Bzdak and Durrant escort us through the morning in a small power launch provided by the Brazilian navy, Bzdak snapping the last of the seven thousand slides he has taken on this journey. Once, turning at his shout, I lose my sunglasses, which slip into the deep without a sound. Over the last week the river has snatched my knife, my thermos, a hat, two pens, and the silly slippers. It is as if she wants to purify me, wants to send me to the sea stripped of all but thought and memory and the bonds of friendship.

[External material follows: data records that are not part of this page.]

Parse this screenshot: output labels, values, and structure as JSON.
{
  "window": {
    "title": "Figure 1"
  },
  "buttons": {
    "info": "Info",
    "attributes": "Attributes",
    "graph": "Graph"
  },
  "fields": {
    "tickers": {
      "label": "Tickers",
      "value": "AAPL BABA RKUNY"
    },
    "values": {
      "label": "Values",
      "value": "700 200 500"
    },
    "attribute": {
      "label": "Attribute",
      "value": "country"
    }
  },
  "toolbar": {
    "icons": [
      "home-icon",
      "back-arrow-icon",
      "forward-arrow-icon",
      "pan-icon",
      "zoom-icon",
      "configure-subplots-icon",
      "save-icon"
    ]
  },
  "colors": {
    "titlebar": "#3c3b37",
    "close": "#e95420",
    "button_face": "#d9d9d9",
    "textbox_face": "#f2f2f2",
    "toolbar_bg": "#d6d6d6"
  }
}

“When we first come west,” Bzdak tells me, “we learn that every river must take something. Better some thing than some body.”
Soon, after wishing us luck and promising champagne and muita festa in three days, half our team turns back for Belém. Chmielinski and I turn into Marajó Bay, and east.
The water is flat and the horizon clear. To take advantage of the strong outgoing tide we paddle far into the bay, until land drops away on all sides.
Here the bay, the river—in my mind they are the same—is over fifteen miles wide. In one way the Amazon basin recalls the high Andes: Its immensity encourages contraction. So often my universe has been defined entirely by the Polish fellow who is stopping to share coffee with me as I write these notes. Back at Atalaya, when we were first setting out in two kayaks, I had feared the intimacy the river would force upon us. Since then Chmielinski has seen me at my worst, sick and afraid and despairing, and has not abandoned me. I hope I have been half as good a companion. It is true that our days pass with long silences, but it is the silence of brothers. (He is one of nine children, I one of six.)